Macroscope is an educational tool designed to help you understand macroeconomic indicators and their relationships. It is not financial or investment advice. The scores, analyses, and projections on this platform are for learning purposes only and should not be used to make investment decisions.

Glossary

B
Basis Points
A unit equal to one-hundredth of a percentage point (0.01%). Used to describe small changes in interest rates - a move from 4.50% to 4.25% is a 25 basis point cut.
BEA
Bureau of Economic Analysis - the U.S. government agency that publishes GDP and personal income and spending data.
Bear Market
A period of falling asset prices, typically defined as a 20% or more decline from a recent high.
BLS
Bureau of Labor Statistics - the U.S. government agency that publishes employment data including the jobs report and CPI.
Bull Market
A period of rising asset prices, typically defined as a 20% or more rise from a recent low.
C
Central Bank
The institution responsible for managing a country's money supply and interest rates. The Federal Reserve is the U.S. central bank. Other major central banks include the European Central Bank (ECB), Bank of Japan (BOJ), and Bank of England (BOE).
Coincident Indicator
An economic measure that moves roughly in sync with the overall economy, reflecting current conditions rather than predicting future ones - like industrial production.
Contraction
A period of declining economic activity - the phase of the business cycle between a peak and a trough.
CPI
Consumer Price Index - the most widely followed inflation measure, tracking price changes for a fixed basket of consumer goods and services.
Credit Spread
The difference in yield between a corporate bond and a comparable Treasury bond.
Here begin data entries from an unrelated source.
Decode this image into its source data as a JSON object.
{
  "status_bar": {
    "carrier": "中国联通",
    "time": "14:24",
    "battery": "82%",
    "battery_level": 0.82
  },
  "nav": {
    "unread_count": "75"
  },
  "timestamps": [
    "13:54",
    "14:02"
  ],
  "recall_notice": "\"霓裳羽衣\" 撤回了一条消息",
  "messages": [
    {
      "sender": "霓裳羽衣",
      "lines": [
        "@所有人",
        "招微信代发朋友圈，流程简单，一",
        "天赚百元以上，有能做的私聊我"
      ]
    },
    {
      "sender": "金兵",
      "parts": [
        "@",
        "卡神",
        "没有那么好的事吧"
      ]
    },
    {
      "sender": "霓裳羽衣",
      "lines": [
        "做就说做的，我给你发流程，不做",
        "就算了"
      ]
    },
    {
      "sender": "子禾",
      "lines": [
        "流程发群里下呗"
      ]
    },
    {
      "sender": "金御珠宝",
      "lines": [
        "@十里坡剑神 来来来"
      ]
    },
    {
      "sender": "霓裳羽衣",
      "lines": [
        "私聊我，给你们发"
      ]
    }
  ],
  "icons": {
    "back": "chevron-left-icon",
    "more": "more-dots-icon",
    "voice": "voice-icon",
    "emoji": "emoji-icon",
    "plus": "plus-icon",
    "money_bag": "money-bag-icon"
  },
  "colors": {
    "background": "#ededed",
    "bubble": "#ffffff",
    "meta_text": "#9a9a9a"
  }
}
Wider spreads signal that investors perceive more risk of default.
D
Deflation
A sustained decrease in the general price level - often more damaging than inflation because it causes consumers to delay purchases expecting further price drops.
Diffusion Index
An index that measures how broadly a condition is spreading across a group - a PMI of 52 means 52% of respondents reported improvement, so above 50 means expansion.
Dovish
A policy stance that favors lower interest rates to stimulate growth, accepting more inflation risk.
E
Expansion
A period of increasing economic activity characterized by rising GDP, employment, and consumer spending.
F
Federal Funds Rate
The interest rate at which banks lend overnight reserves to each other, set by the Federal Reserve at FOMC meetings 8 times per year. Also called the Fed funds rate, it is the primary tool of U.S. monetary policy - raising it slows the economy, cutting it stimulates activity.
FOMC
Federal Open Market Committee - the 12-member body within the Federal Reserve that sets U.S. monetary policy, meeting 8 times per year.
FRED
Federal Reserve Economic Data - the Federal Reserve Bank of St. Louis free database containing hundreds of thousands of economic time series from official sources.
G
GDP
Gross Domestic Product - the total value of all goods and services produced in a country in a given period, the broadest measure of economic output.
H
Hawkish
A policy stance that favors higher interest rates to control inflation, even at the cost of slower economic growth.
Headline Inflation
The total inflation rate including all items, especially volatile food and energy prices. Differs from core inflation which strips out food and energy to show underlying price trends.
I
Inflation
A sustained increase in the general price level of goods and services, eroding the purchasing power of money.
L
Lagging Indicator
An economic measure that changes after the broader economy has already shifted - like the unemployment rate, which typically peaks after a recession has already begun.
Leading Indicator
An economic measure that tends to change before the broader economy changes, giving advance warning of future conditions - like building permits signaling future construction activity.
M
Month-over-month
The percentage change in a value compared to the immediately preceding month. Commonly abbreviated as MoM.
N
Nowcast
A real-time estimate of current economic conditions using data available today, as opposed to a forecast of future conditions.
P
PCE
Personal Consumption Expenditures price index - the Federal Reserve's preferred inflation measure, slightly broader than CPI because it accounts for consumer substitution behavior.
PMI
Purchasing Managers Index - a survey of business purchasing managers that produces a diffusion index where above 50 means expansion and below 50 means contraction.
PPI
Producer Price Index - measures price changes from the seller perspective, tracking what businesses pay each other before goods reach consumers.
Q
Quantitative Easing
A monetary policy where a central bank buys financial assets to inject money into the economy, typically deployed when interest rates hit zero and more stimulus is needed. Commonly abbreviated as QE.
Quantitative Tightening
The reverse of quantitative easing (QE) - a central bank shrinks its balance sheet by letting bonds mature without reinvesting, withdrawing liquidity from the financial system. Commonly abbreviated as QT.
R
Real Interest Rates
The nominal interest rate minus inflation. When real rates are negative, borrowers are effectively paying back less in purchasing power than they borrowed, which tends to boost asset prices like gold and real estate.
Recession
A significant decline in economic activity lasting more than a few months. The informal definition is two consecutive quarters of negative GDP growth.
S
Sahm Rule
A recession indicator triggered when the 3-month average unemployment rate rises 0.5 percentage points above its 12-month low - has correctly identified every recession since the 1970s.
Y
Year-over-year
The percentage change in a value compared to the same period twelve months earlier, removing seasonal patterns. Commonly abbreviated as YoY.
Yield Curve
A line plotting interest rates for bonds of equal quality but different maturity dates. When short-term rates exceed long-term rates (inverted), it has historically signaled recession.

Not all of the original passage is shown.